Why we say no

Find out some of the most common reasons why we have turned down applications in the past.

The project is for activity outside of the UK


We cannot fund activity that is not based in or likely to have a tangible economic impact on the UK.

The project doesn’t fit with our programme


Last year we turned down 34% of the initial stage one applications we received because they did not fit with our programme.


A number were for activity funded by our previous programmes (e.g. financial inclusion or economic resilience); were focused on enterprise, business support or service delivery rather than broader economic systems change; or fell far outside of the scope of our programme.


Some applications had a potential impact in terms of economic systems change, but this was either not explicit or not the main focus.

It isn’t clear what you want to do or how you’re going to do it


Our programme covers a broad range of areas. When writing your application assume we are well informed, but not expert in your policy area, and fully explain what you intend to do and how.


The outline application is an opportunity to describe simply what you want to do, why and how it relates to a fair economy. Rhetoric won’t sell your project, facts and logical arguments will.

It isn’t clear in how the solution you propose will deal with the problem you identified


Some applications make a clear case for why the problem they have identified needs to be addressed but don’t explain why the solution they propose is the right one. We need to understand the logic chain that takes you from the problem you identify to the solution you propose: what is your theory of change?

The application’s focus is on the symptoms of a problem, rather than their causes.

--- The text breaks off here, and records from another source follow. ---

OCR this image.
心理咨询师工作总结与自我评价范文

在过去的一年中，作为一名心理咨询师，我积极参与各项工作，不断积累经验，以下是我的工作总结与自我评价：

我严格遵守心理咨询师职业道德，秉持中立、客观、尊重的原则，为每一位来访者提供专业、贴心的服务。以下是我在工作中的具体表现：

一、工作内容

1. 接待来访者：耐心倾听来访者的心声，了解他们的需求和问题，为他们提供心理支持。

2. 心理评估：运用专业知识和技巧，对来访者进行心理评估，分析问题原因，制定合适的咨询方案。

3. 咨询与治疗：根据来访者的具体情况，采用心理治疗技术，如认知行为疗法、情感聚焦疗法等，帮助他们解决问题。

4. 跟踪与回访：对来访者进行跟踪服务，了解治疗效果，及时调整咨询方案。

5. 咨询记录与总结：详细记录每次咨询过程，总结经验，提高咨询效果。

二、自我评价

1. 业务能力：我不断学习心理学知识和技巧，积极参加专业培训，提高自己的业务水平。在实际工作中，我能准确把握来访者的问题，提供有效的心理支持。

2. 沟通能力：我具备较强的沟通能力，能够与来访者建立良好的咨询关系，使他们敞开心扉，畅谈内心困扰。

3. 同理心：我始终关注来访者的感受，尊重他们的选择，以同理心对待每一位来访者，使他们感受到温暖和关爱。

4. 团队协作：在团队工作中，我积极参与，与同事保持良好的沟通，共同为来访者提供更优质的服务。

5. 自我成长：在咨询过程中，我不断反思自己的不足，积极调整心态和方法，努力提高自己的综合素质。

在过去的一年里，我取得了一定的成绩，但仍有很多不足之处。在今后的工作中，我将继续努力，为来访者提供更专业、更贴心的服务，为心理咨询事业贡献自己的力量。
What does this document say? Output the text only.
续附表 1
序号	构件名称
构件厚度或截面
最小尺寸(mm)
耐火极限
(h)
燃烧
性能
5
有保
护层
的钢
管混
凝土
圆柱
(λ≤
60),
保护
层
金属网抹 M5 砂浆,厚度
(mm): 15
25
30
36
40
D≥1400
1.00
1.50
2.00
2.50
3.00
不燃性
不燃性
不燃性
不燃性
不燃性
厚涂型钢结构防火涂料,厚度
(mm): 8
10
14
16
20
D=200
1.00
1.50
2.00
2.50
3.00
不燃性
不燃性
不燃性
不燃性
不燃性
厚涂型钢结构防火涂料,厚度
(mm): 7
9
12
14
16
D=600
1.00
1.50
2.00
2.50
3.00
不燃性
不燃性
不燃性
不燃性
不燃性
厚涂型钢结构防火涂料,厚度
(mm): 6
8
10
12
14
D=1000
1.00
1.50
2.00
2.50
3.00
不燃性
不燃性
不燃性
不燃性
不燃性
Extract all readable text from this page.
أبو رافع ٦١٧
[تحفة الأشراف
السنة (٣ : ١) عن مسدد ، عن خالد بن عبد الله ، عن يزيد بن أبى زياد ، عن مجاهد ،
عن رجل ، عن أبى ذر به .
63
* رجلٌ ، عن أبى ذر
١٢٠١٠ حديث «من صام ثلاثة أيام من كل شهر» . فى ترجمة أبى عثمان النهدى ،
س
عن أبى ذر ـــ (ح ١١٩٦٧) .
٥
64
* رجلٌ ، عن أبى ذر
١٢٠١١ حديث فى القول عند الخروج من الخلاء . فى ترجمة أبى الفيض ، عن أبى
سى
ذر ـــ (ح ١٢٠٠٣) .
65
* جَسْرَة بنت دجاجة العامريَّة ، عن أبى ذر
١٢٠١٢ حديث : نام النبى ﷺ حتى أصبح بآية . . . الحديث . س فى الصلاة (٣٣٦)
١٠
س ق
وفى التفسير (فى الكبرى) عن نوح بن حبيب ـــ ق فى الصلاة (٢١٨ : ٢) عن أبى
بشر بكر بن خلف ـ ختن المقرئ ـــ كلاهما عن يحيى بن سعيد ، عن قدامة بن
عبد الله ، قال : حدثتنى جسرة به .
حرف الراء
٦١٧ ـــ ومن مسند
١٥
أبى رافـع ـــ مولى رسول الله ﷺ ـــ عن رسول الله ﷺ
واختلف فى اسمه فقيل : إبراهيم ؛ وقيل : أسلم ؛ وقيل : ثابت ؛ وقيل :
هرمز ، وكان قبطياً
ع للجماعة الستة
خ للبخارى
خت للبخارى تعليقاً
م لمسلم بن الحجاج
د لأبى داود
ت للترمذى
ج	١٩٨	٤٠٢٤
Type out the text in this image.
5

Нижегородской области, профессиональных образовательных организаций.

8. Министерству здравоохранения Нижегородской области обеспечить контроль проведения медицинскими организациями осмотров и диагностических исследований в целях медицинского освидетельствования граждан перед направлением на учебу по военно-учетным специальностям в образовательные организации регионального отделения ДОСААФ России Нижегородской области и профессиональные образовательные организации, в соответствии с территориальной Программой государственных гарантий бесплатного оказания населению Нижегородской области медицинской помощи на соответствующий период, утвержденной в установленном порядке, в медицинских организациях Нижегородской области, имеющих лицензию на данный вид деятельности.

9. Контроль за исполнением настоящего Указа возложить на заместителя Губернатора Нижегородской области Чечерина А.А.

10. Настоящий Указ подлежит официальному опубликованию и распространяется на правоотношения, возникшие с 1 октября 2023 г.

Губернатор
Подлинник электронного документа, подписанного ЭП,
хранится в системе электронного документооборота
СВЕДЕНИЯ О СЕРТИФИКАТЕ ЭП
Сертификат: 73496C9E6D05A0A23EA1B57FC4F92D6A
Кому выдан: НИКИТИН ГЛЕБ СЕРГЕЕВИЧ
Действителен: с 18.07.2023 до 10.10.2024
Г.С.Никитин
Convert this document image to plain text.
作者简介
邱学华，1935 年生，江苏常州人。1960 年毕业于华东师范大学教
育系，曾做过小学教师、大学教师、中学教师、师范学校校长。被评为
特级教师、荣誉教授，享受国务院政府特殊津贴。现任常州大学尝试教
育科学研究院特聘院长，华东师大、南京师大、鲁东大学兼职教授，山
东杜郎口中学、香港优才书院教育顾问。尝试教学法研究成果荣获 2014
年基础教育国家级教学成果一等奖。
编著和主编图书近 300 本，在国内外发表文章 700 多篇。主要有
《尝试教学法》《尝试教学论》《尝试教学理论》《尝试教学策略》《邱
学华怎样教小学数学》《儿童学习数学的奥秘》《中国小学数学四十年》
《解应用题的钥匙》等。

Some applications define the problem well and then propose a way to ameliorate it’s worst impacts but don’t try to get at the root causes of the problem. We want to focus our funding on why problems happen in the first place and the systems that create them, rather than make the current situation a little bit better.

The application isn’t sufficiently charitable


We cannot support activity that is politically partisan, primarily delivers private benefit to you or your organisation or doesn’t fit with the accepted definition of charitable purposes. You don’t have to be a charity to apply, but your proposed activity must be charitable in its nature.

The project doesn’t add value or connect to pre-existing activity


We do not wish to support activity that doesn’t add value to or simply duplicates what is already in existence. We turn down a number of applications because they do not acknowledge or connect to others already operating in the field or make a case as to why additional or different activity is needed. In trying to change economic systems it is clear that no one organisation can bring this change about on their own – so we expect to see organisations working and collaborating with others.

The potential impact of the project is limited


There is no real evidence of broader economic impact beyond the immediate area/group that it focuses on. Often these don’t add anything new to the field or any potential learning for broader dissemination.